When the body’s immune system encounters them, it remembers what the different pieces of these proteins look like and develops multiple antibodies against them, which, Pfeifer said, generates a “broader immune response” with a “much bigger impact on the toxic proteins which you want to eliminate.”

For Alzheimer’s disease, Pfeifer said it might take three or four injections to teach the immune system to recognize these proteins. Afterward, patients would only need to see a doctor once or twice a year for a booster shot. 

How vaccines are different from anti-amyloid drugs

In contrast to vaccines, anti-amyloid drugs are passive immunotherapies. The infusions deliver pre-made antibodies that stick to specific forms of beta-amyloid, triggering their removal. 

Leqembi and Kisunla require biweekly or monthly visits to an infusion clinic, which could mean traveling hours for those who live in rural areas.
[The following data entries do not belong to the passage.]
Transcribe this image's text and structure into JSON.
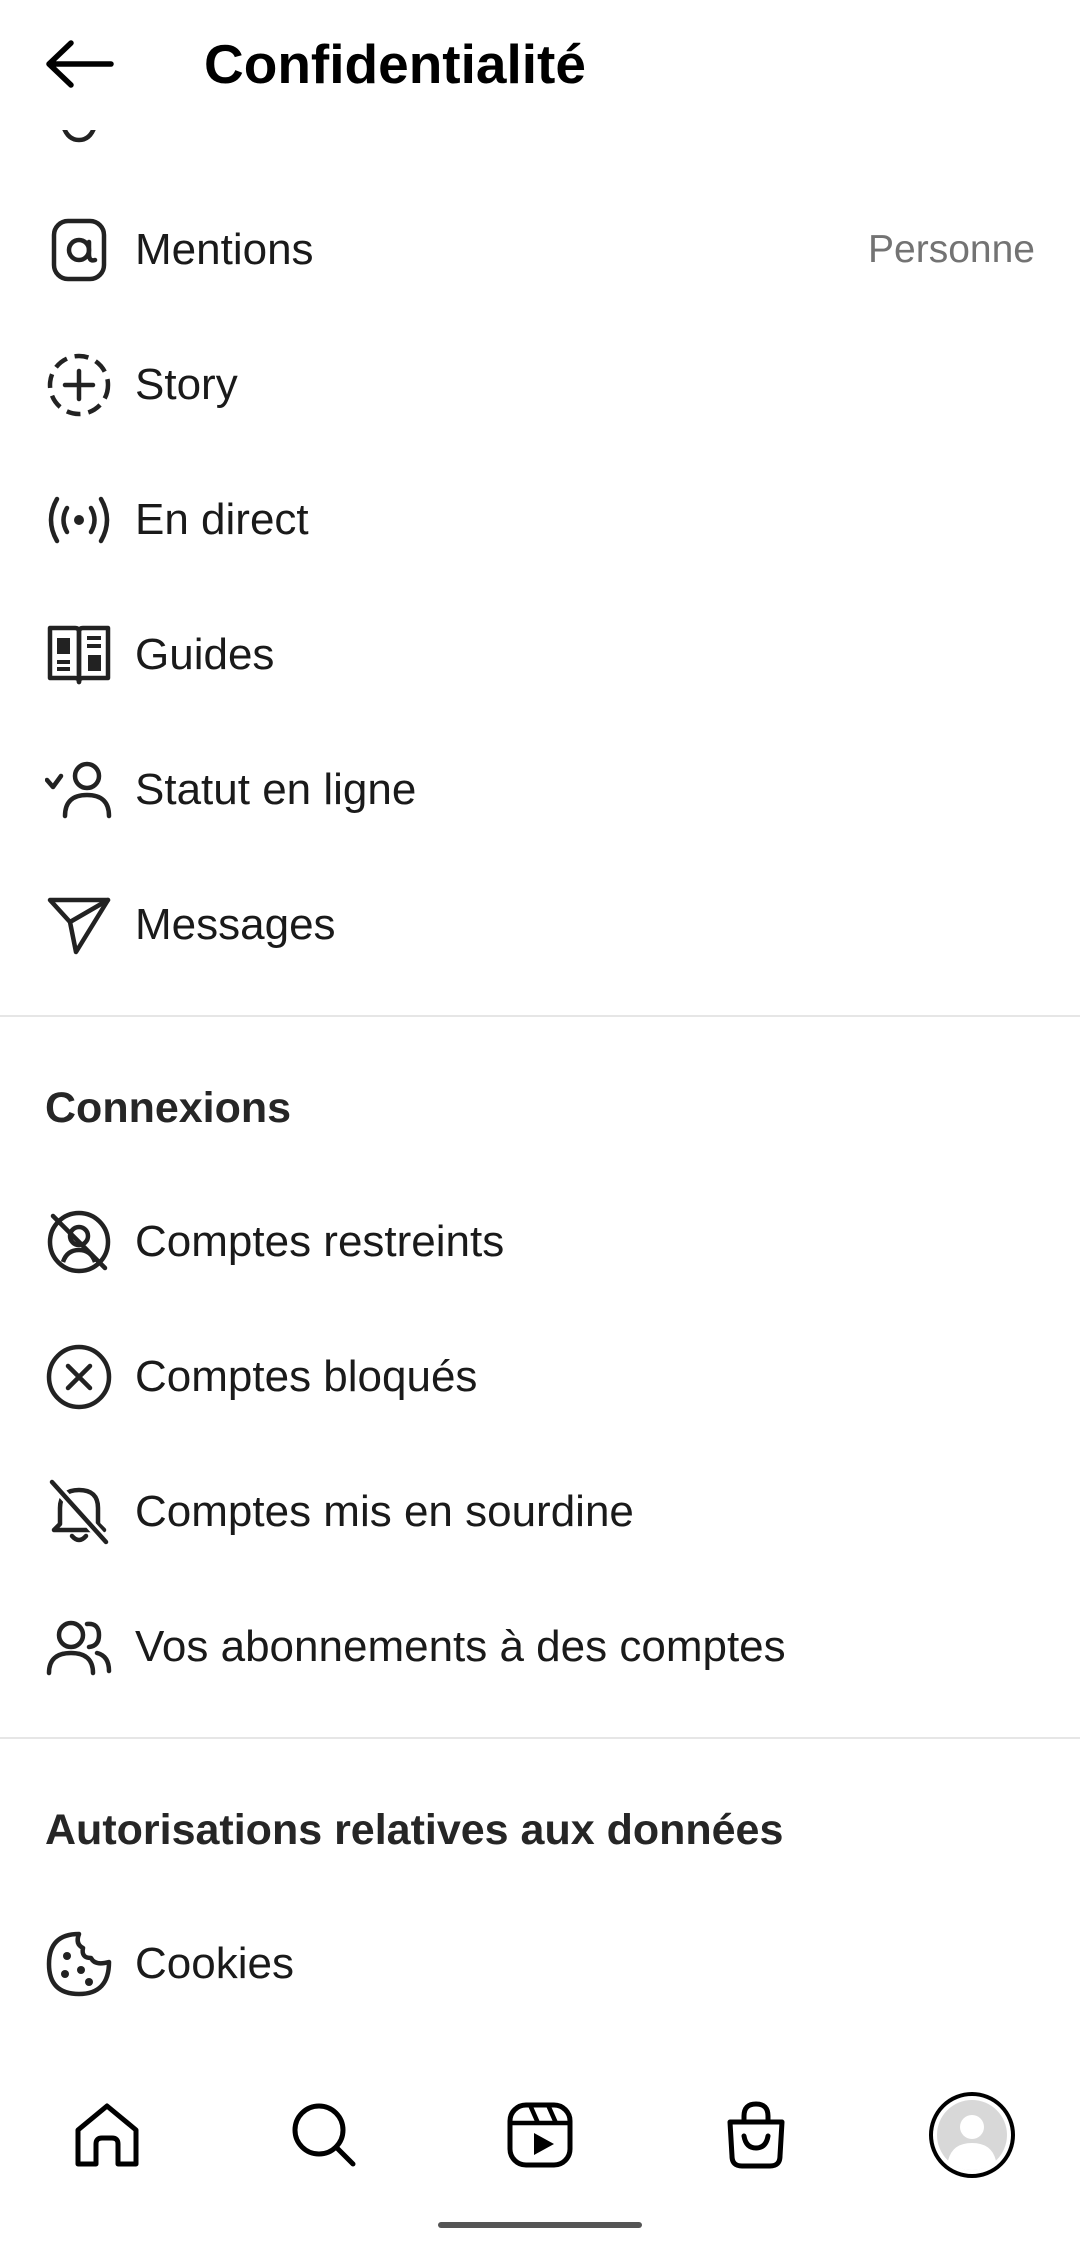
{
  "header": {
    "title": "Confidentialité",
    "back_icon": "arrow-left-icon"
  },
  "interactions": [
    {
      "label": "Mentions",
      "value": "Personne",
      "icon": "at-sign-icon"
    },
    {
      "label": "Story",
      "icon": "story-add-icon"
    },
    {
      "label": "En direct",
      "icon": "live-broadcast-icon"
    },
    {
      "label": "Guides",
      "icon": "guide-book-icon"
    },
    {
      "label": "Statut en ligne",
      "icon": "user-check-icon"
    },
    {
      "label": "Messages",
      "icon": "paper-plane-icon"
    }
  ],
  "connections": {
    "title": "Connexions",
    "items": [
      {
        "label": "Comptes restreints",
        "icon": "restricted-icon"
      },
      {
        "label": "Comptes bloqués",
        "icon": "blocked-icon"
      },
      {
        "label": "Comptes mis en sourdine",
        "icon": "bell-off-icon"
      },
      {
        "label": "Vos abonnements à des comptes",
        "icon": "users-icon"
      }
    ]
  },
  "data_permissions": {
    "title": "Autorisations relatives aux données",
    "items": [
      {
        "label": "Cookies",
        "icon": "cookie-icon"
      }
    ]
  },
  "bottom_nav": [
    {
      "name": "home",
      "icon": "home-icon"
    },
    {
      "name": "search",
      "icon": "search-icon"
    },
    {
      "name": "reels",
      "icon": "reels-icon"
    },
    {
      "name": "shop",
      "icon": "shop-bag-icon"
    },
    {
      "name": "profile",
      "icon": "avatar-icon"
    }
  ]
}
In contrast, going to the doctor once or twice a year is far more convenient and scalable, she explained. 

What makes the new generation of Alzheimer’s vaccines different?
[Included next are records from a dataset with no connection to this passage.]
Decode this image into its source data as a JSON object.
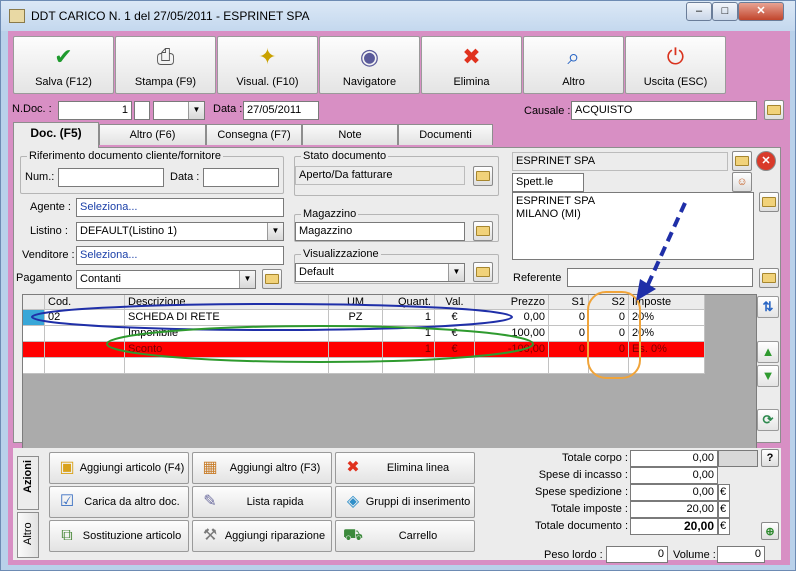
{
  "window": {
    "title": "DDT CARICO N. 1  del 27/05/2011 - ESPRINET SPA",
    "min": "–",
    "max": "□",
    "close": "✕"
  },
  "toolbar": [
    {
      "label": "Salva (F12)",
      "icon": "✔",
      "color": "#1f9a2e"
    },
    {
      "label": "Stampa (F9)",
      "icon": "⎙",
      "color": "#555555"
    },
    {
      "label": "Visual. (F10)",
      "icon": "✦",
      "color": "#c9a100"
    },
    {
      "label": "Navigatore",
      "icon": "◉",
      "color": "#5a5a9a"
    },
    {
      "label": "Elimina",
      "icon": "✖",
      "color": "#e0321e"
    },
    {
      "label": "Altro",
      "icon": "⌕",
      "color": "#2a66c4"
    },
    {
      "label": "Uscita (ESC)",
      "icon": "⏻",
      "color": "#d9331e"
    }
  ],
  "header": {
    "ndoc_label": "N.Doc. :",
    "ndoc_value": "1",
    "data_label": "Data :",
    "data_value": "27/05/2011",
    "causale_label": "Causale :",
    "causale_value": "ACQUISTO"
  },
  "tabs": [
    "Doc. (F5)",
    "Altro (F6)",
    "Consegna (F7)",
    "Note",
    "Documenti"
  ],
  "riferimento": {
    "title": "Riferimento documento cliente/fornitore",
    "num_label": "Num.:",
    "num_value": "",
    "data_label": "Data :",
    "data_value": ""
  },
  "stato": {
    "title": "Stato documento",
    "value": "Aperto/Da fatturare"
  },
  "magazzino": {
    "title": "Magazzino",
    "value": "Magazzino"
  },
  "visualizzazione": {
    "title": "Visualizzazione",
    "value": "Default"
  },
  "fields": {
    "agente_label": "Agente :",
    "agente_value": "Seleziona...",
    "listino_label": "Listino :",
    "listino_value": "DEFAULT(Listino 1)",
    "venditore_label": "Venditore :",
    "venditore_value": "Seleziona...",
    "pagamento_label": "Pagamento :",
    "pagamento_value": "Contanti"
  },
  "fornitore": {
    "name": "ESPRINET SPA",
    "title": "Spett.le",
    "address_line1": "ESPRINET SPA",
    "address_line2": "MILANO (MI)",
    "referente_label": "Referente",
    "referente_value": ""
  },
  "grid": {
    "columns": [
      "Cod.",
      "Descrizione",
      "UM",
      "Quant.",
      "Val.",
      "Prezzo",
      "S1",
      "S2",
      "Imposte"
    ],
    "rows": [
      {
        "cod": "02",
        "descrizione": "SCHEDA DI RETE",
        "um": "PZ",
        "quant": "1",
        "val": "€",
        "prezzo": "0,00",
        "s1": "0",
        "s2": "0",
        "imposte": "20%"
      },
      {
        "cod": "",
        "descrizione": "Imponibile",
        "um": "",
        "quant": "1",
        "val": "€",
        "prezzo": "100,00",
        "s1": "0",
        "s2": "0",
        "imposte": "20%"
      },
      {
        "cod": "",
        "descrizione": "Sconto",
        "um": "",
        "quant": "1",
        "val": "€",
        "prezzo": "-100,00",
        "s1": "0",
        "s2": "0",
        "imposte": "Es. 0%"
      }
    ]
  },
  "side_tabs": [
    "Azioni",
    "Altro"
  ],
  "actions": [
    {
      "label": "Aggiungi articolo (F4)",
      "icon": "▣",
      "color": "#d9a21b"
    },
    {
      "label": "Aggiungi altro (F3)",
      "icon": "▦",
      "color": "#c87d2a"
    },
    {
      "label": "Elimina linea",
      "icon": "✖",
      "color": "#e0321e"
    },
    {
      "label": "Carica da altro doc.",
      "icon": "☑",
      "color": "#3a6fc2"
    },
    {
      "label": "Lista rapida",
      "icon": "✎",
      "color": "#6b6b9e"
    },
    {
      "label": "Gruppi di inserimento",
      "icon": "◈",
      "color": "#2f8fc9"
    },
    {
      "label": "Sostituzione articolo",
      "icon": "⧉",
      "color": "#4c8a3c"
    },
    {
      "label": "Aggiungi riparazione",
      "icon": "⚒",
      "color": "#7a7a7a"
    },
    {
      "label": "Carrello",
      "icon": "⛟",
      "color": "#3c8a3c"
    }
  ],
  "totals": [
    {
      "label": "Totale corpo :",
      "value": "0,00",
      "suffix": ""
    },
    {
      "label": "Spese di incasso :",
      "value": "0,00",
      "suffix": ""
    },
    {
      "label": "Spese spedizione :",
      "value": "0,00",
      "suffix": "€"
    },
    {
      "label": "Totale imposte :",
      "value": "20,00",
      "suffix": "€"
    },
    {
      "label": "Totale documento :",
      "value": "20,00",
      "suffix": "€"
    }
  ],
  "help_button": "?",
  "peso": {
    "label": "Peso lordo :",
    "value": "0",
    "volume_label": "Volume :",
    "volume_value": "0"
  }
}
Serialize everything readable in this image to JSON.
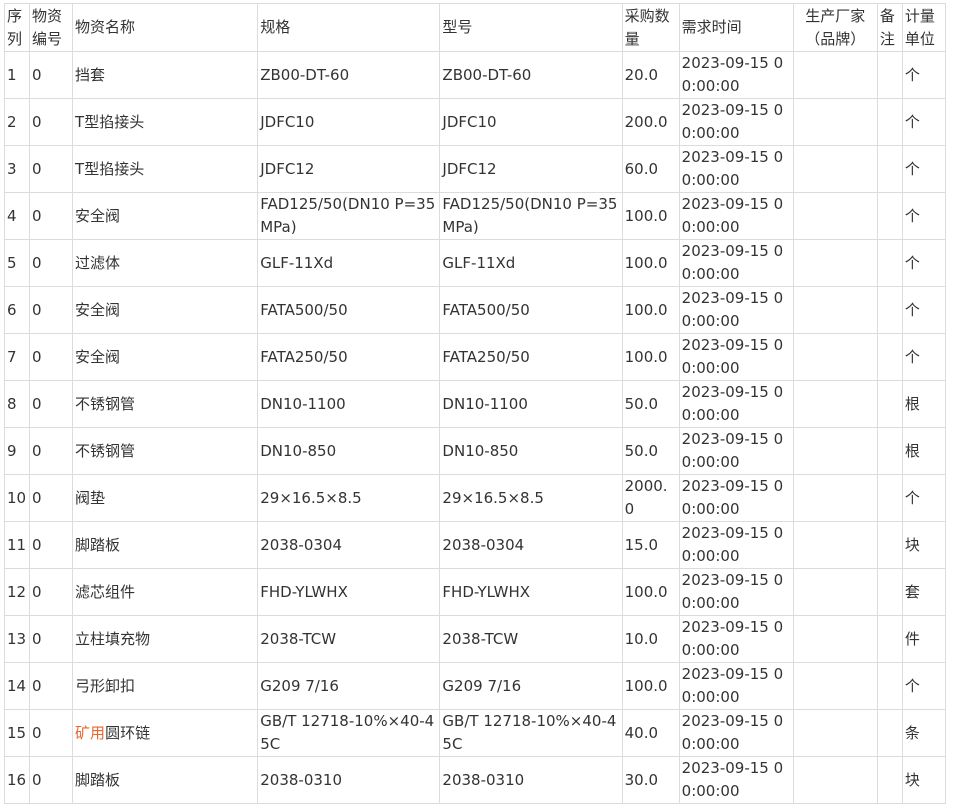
{
  "headers": {
    "seq": "序列",
    "code": "物资编号",
    "name": "物资名称",
    "spec": "规格",
    "model": "型号",
    "qty": "采购数量",
    "time": "需求时间",
    "maker": "生产厂家（品牌）",
    "remark": "备注",
    "unit": "计量单位"
  },
  "rows": [
    {
      "seq": "1",
      "code": "0",
      "name_hl": "",
      "name": "挡套",
      "spec": "ZB00-DT-60",
      "model": "ZB00-DT-60",
      "qty": "20.0",
      "time": "2023-09-15 00:00:00",
      "maker": "",
      "remark": "",
      "unit": "个"
    },
    {
      "seq": "2",
      "code": "0",
      "name_hl": "",
      "name": "T型掐接头",
      "spec": "JDFC10",
      "model": "JDFC10",
      "qty": "200.0",
      "time": "2023-09-15 00:00:00",
      "maker": "",
      "remark": "",
      "unit": "个"
    },
    {
      "seq": "3",
      "code": "0",
      "name_hl": "",
      "name": "T型掐接头",
      "spec": "JDFC12",
      "model": "JDFC12",
      "qty": "60.0",
      "time": "2023-09-15 00:00:00",
      "maker": "",
      "remark": "",
      "unit": "个"
    },
    {
      "seq": "4",
      "code": "0",
      "name_hl": "",
      "name": "安全阀",
      "spec": "FAD125/50(DN10 P=35MPa)",
      "model": "FAD125/50(DN10 P=35MPa)",
      "qty": "100.0",
      "time": "2023-09-15 00:00:00",
      "maker": "",
      "remark": "",
      "unit": "个"
    },
    {
      "seq": "5",
      "code": "0",
      "name_hl": "",
      "name": "过滤体",
      "spec": "GLF-11Xd",
      "model": "GLF-11Xd",
      "qty": "100.0",
      "time": "2023-09-15 00:00:00",
      "maker": "",
      "remark": "",
      "unit": "个"
    },
    {
      "seq": "6",
      "code": "0",
      "name_hl": "",
      "name": "安全阀",
      "spec": "FATA500/50",
      "model": "FATA500/50",
      "qty": "100.0",
      "time": "2023-09-15 00:00:00",
      "maker": "",
      "remark": "",
      "unit": "个"
    },
    {
      "seq": "7",
      "code": "0",
      "name_hl": "",
      "name": "安全阀",
      "spec": "FATA250/50",
      "model": "FATA250/50",
      "qty": "100.0",
      "time": "2023-09-15 00:00:00",
      "maker": "",
      "remark": "",
      "unit": "个"
    },
    {
      "seq": "8",
      "code": "0",
      "name_hl": "",
      "name": "不锈钢管",
      "spec": "DN10-1100",
      "model": "DN10-1100",
      "qty": "50.0",
      "time": "2023-09-15 00:00:00",
      "maker": "",
      "remark": "",
      "unit": "根"
    },
    {
      "seq": "9",
      "code": "0",
      "name_hl": "",
      "name": "不锈钢管",
      "spec": "DN10-850",
      "model": "DN10-850",
      "qty": "50.0",
      "time": "2023-09-15 00:00:00",
      "maker": "",
      "remark": "",
      "unit": "根"
    },
    {
      "seq": "10",
      "code": "0",
      "name_hl": "",
      "name": "阀垫",
      "spec": "29×16.5×8.5",
      "model": "29×16.5×8.5",
      "qty": "2000.0",
      "time": "2023-09-15 00:00:00",
      "maker": "",
      "remark": "",
      "unit": "个"
    },
    {
      "seq": "11",
      "code": "0",
      "name_hl": "",
      "name": "脚踏板",
      "spec": "2038-0304",
      "model": "2038-0304",
      "qty": "15.0",
      "time": "2023-09-15 00:00:00",
      "maker": "",
      "remark": "",
      "unit": "块"
    },
    {
      "seq": "12",
      "code": "0",
      "name_hl": "",
      "name": "滤芯组件",
      "spec": "FHD-YLWHX",
      "model": "FHD-YLWHX",
      "qty": "100.0",
      "time": "2023-09-15 00:00:00",
      "maker": "",
      "remark": "",
      "unit": "套"
    },
    {
      "seq": "13",
      "code": "0",
      "name_hl": "",
      "name": "立柱填充物",
      "spec": "2038-TCW",
      "model": "2038-TCW",
      "qty": "10.0",
      "time": "2023-09-15 00:00:00",
      "maker": "",
      "remark": "",
      "unit": "件"
    },
    {
      "seq": "14",
      "code": "0",
      "name_hl": "",
      "name": "弓形卸扣",
      "spec": "G209 7/16",
      "model": "G209 7/16",
      "qty": "100.0",
      "time": "2023-09-15 00:00:00",
      "maker": "",
      "remark": "",
      "unit": "个"
    },
    {
      "seq": "15",
      "code": "0",
      "name_hl": "矿用",
      "name": "圆环链",
      "spec": "GB/T 12718-10%×40-45C",
      "model": "GB/T 12718-10%×40-45C",
      "qty": "40.0",
      "time": "2023-09-15 00:00:00",
      "maker": "",
      "remark": "",
      "unit": "条"
    },
    {
      "seq": "16",
      "code": "0",
      "name_hl": "",
      "name": "脚踏板",
      "spec": "2038-0310",
      "model": "2038-0310",
      "qty": "30.0",
      "time": "2023-09-15 00:00:00",
      "maker": "",
      "remark": "",
      "unit": "块"
    }
  ]
}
The first Alzheimer’s vaccine shut down its Phase 2 trial early. The vaccines caused people to develop antibodies that attacked healthy cells, leading to several cases of severe brain swelling. 
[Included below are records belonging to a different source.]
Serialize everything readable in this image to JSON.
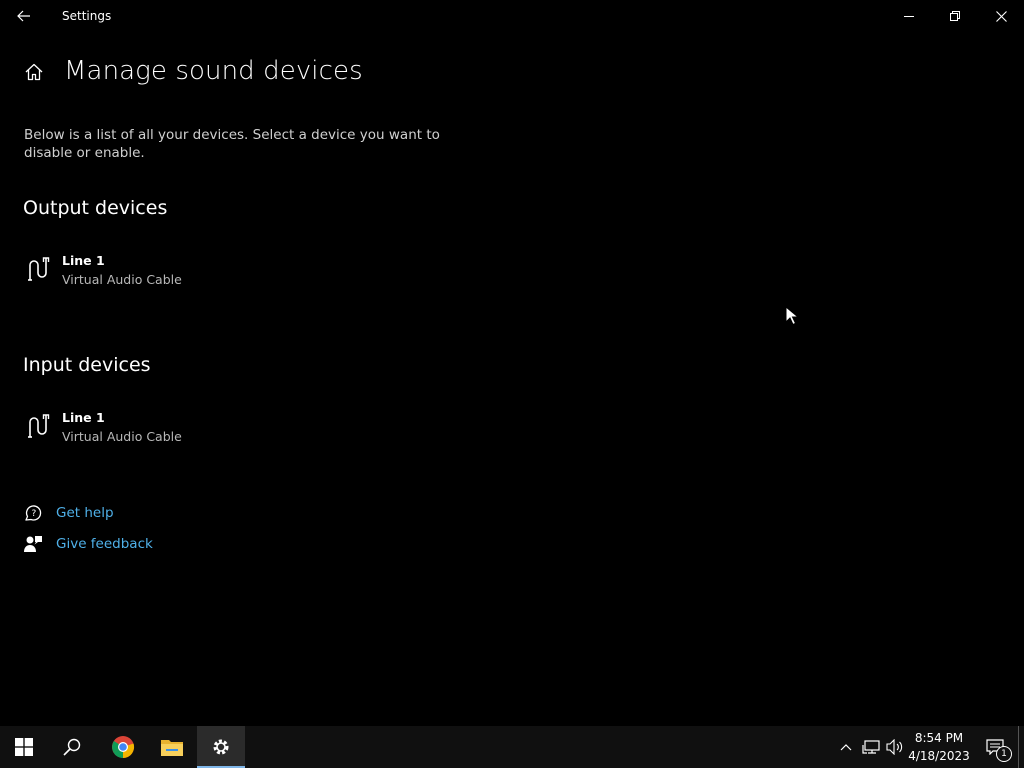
{
  "window": {
    "title": "Settings",
    "controls": [
      "minimize-icon",
      "restore-icon",
      "close-icon"
    ]
  },
  "page": {
    "title": "Manage sound devices",
    "description": "Below is a list of all your devices. Select a device you want to disable or enable."
  },
  "output": {
    "heading": "Output devices",
    "devices": [
      {
        "name": "Line 1",
        "subtitle": "Virtual Audio Cable",
        "icon": "audio-jack-icon"
      }
    ]
  },
  "input": {
    "heading": "Input devices",
    "devices": [
      {
        "name": "Line 1",
        "subtitle": "Virtual Audio Cable",
        "icon": "audio-jack-icon"
      }
    ]
  },
  "help": {
    "get_help": "Get help",
    "give_feedback": "Give feedback"
  },
  "taskbar": {
    "apps": [
      "windows-start-icon",
      "search-icon",
      "chrome-icon",
      "file-explorer-icon",
      "settings-gear-icon"
    ],
    "time": "8:54 PM",
    "date": "4/18/2023",
    "notification_count": "1"
  },
  "colors": {
    "background": "#000000",
    "link": "#4fb0e8",
    "taskbar": "#101010",
    "active_indicator": "#7fb6e8"
  }
}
The vaccines trained the body to recognize the entire beta-amyloid protein. Some of the immune cells could get confused by other healthy proteins in the body that might look similar to some small regions of beta-amyloid. This led to a non-specific response that caused a lot of damage. If the toxic forms of beta-amyloid are nails sticking out of the wall, then the early versions of these vaccines were trying to use a sledgehammer to nail them back in.

The newer vaccines are far more specific. So far, early trials of AC Immune SA’s vaccines suggest they’re much safer, don’t cause severe brain swelling, and are better at teaching the body’s immune system to target beta-amyloid and tau proteins. Rather than a sledgehammer, these vaccines are smaller and more precise — they can get the job done without causing extra damage.

Could Alzheimer’s vaccines treat or prevent Alzheimer’s disease?

Like many other treatments in development, Alzheimer’s vaccines take aim at the earliest stages of the disease or preventing it altogether. 

“The whole field is moving away from late stage treatment,” said Pfeifer. “If you have heavy symptomatic Alzheimer’s disease, your brain has 20 to 30 percent of brain cells left.” At that stage, any treatment effects are bound to be small.

While blood biomarkers, cerebrospinal fluid tests, and PET scans can spot if someone has beta-amyloid or tau pathology in the brain, they aren’t perfect at predicting whether a person will remain asymptomatic or progress.

Vaccines in active trials

As of AD/PD 2025, there are at least 11 vaccines active in human clinical trials:

AC Immune SA, in partnership with Takeda, is testing an amyloid-targeting vaccine called ACI-24.060 to see if it could prevent Alzheimer’s disease in people with Down syndrome. As many as 90 percent of people with Down syndrome develop an early-onset form of the disease. The results of the trial are expected to be available in 2026.

In conjunction with Jannsen, AC Immune SA is planning a Phase 2 study of 498 people to test whether its tau vaccine, JNJ-2056, could prevent cognitively healthy people with Alzheimer’s biomarkers from developing the disease. The trial will track people over four years, and if successful, Pfeifer thinks it could garner accelerated approval from American regulators. However, it may take a while to recruit enough patients for the trial, and we won’t know if it works for another several years.

Pfeifer is optimistic about Alzheimer’s vaccines and their potential as a cheap, scalable, and convenient treatment that may one day prove to prevent the disease by targeting beta-amyloid, tau, and other protein aggregates in the brains of people with Alzheimer’s disease. As the world’s population continues to age and the number of people with dementia is set to increase in the coming decades, effective vaccines may be hitting their stride just in time.

“We are looking at the biomarkers, identifying the people at risk, and then we treat them according to what protein they have [built up] in the brain,” said Pfeifer. “We call this precision prevention.”